Mailvox: they love the word “obliged”

CB writes: I did not sign nor was ever given the opportunity to reject putting my signature on the Constitution…must I obey it? Must I therefore respect the President and Congress and the Supreme Court as the three branches of our government? Can I take away the guns, religious freedoms, and speech freedoms of others because I never signed the document protecting those rights? How about this: Must I adhere to the Ten Commandments? Not only did I never sign a contract to obey those decrees, I wasn’t even there when they were presented to man as to have the opportunity to voice my dissent if I felt the need to do so.
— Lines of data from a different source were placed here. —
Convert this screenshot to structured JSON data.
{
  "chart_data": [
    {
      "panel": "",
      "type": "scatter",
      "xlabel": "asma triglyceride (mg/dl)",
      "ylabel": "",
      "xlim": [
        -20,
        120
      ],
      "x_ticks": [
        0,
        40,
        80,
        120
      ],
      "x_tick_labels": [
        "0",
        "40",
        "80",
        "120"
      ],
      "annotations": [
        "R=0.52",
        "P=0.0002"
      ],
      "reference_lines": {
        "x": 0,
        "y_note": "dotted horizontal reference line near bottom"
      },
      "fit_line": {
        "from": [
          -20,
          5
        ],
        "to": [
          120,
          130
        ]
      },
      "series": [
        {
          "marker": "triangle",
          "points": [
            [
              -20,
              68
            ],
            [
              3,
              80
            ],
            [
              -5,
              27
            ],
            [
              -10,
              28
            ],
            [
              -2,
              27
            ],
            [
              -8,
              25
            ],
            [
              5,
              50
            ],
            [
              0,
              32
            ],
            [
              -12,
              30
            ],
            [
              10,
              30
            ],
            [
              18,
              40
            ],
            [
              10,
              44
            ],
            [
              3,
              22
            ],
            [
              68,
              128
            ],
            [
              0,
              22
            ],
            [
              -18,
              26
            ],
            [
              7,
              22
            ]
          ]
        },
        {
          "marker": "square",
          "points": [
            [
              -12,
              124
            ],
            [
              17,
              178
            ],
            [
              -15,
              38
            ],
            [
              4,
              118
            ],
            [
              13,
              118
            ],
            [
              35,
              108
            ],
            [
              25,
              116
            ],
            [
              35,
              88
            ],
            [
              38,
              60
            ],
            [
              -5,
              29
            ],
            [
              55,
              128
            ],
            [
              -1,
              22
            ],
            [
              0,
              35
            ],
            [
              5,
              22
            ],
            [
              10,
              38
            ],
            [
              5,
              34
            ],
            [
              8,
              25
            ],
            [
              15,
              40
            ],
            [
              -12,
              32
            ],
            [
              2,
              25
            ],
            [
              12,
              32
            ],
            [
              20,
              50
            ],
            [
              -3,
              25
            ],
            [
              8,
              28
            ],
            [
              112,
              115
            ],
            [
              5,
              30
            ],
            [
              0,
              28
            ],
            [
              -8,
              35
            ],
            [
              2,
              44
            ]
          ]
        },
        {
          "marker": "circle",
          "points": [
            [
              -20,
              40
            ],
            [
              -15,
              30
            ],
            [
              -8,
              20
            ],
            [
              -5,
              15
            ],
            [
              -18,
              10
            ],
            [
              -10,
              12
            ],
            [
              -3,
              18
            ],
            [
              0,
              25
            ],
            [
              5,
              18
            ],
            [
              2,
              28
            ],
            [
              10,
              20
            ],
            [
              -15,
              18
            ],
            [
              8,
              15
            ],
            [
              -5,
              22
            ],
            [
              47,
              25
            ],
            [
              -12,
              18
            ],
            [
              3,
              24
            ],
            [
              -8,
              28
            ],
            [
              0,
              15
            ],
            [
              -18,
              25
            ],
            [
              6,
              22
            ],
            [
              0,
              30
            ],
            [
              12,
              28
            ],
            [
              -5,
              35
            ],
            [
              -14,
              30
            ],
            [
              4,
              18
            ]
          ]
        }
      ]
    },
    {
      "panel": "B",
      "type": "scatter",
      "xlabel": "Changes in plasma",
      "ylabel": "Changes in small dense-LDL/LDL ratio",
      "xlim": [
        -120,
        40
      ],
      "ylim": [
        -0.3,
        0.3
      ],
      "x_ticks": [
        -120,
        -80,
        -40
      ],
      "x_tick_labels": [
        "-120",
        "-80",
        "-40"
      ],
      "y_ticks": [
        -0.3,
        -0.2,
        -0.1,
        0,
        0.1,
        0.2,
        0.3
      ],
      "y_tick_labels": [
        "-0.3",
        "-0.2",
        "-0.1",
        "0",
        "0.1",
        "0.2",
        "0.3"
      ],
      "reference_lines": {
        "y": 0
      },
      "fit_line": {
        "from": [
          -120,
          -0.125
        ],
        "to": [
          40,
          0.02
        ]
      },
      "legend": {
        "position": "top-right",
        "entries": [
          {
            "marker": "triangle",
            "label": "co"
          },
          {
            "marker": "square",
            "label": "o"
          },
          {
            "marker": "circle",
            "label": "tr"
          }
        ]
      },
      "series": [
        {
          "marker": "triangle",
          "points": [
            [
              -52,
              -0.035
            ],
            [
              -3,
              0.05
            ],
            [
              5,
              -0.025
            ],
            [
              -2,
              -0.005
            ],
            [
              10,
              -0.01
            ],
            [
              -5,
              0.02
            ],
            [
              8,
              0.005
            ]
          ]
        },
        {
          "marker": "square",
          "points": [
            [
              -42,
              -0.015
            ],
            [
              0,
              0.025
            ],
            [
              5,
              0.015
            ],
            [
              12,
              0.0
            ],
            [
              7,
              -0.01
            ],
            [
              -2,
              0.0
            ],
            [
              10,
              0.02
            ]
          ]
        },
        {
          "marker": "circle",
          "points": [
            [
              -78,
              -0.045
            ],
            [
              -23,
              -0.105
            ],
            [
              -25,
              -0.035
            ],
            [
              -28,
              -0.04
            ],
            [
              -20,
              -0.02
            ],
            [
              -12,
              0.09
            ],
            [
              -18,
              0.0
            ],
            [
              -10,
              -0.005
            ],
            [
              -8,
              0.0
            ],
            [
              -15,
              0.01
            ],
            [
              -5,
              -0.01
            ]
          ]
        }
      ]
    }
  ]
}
We are all obliged to participate in an unsigned and informal social contract. Whether it is from God or another higher power, as some feel, from the government, as others feel, or just from an unspoken but accepted notion that since we all live here, we all need to respect the rights of others. I am not even going to comment on your ridiculous (and incredibly unoriginal and redundant) blasting of the label of “liberal” and how taxation is therefore evil and constitutes theft. I simply hope that, in the future, you avoid trying to score petty points with ridiculous claims such as that printed above; it insults the intelligence of us all.

Let me try to put CB straight. Since he is not the Federal Government, he is not bound by the Constitution. Nor am I surprised that he won’t comment on the “taxation = theft” point, since, like all so-called liberals, he has no answer for it except to give away his belief that all property belongs to the collective.

No one is going to put him or anyone else into jail simply for violating the Ten Commandments. He would also have to violate a law that happens to run in parallel with one of the Commandments, as he can certainly hope to sacrifice to as many idols as he likes without fear of jail, depending, of course, on what he is sacrificing and assuming that he is not violating any safety codes or backyard-burning bans.

There is no such thing as a social contract. Once again we see, as Hayek pointed out, adding the adjective “social” completely destroys the meaning of the following noun. What a sad butchery of the language. As for insulting his intelligence, I think he’s done a rather nice job of that all by himself.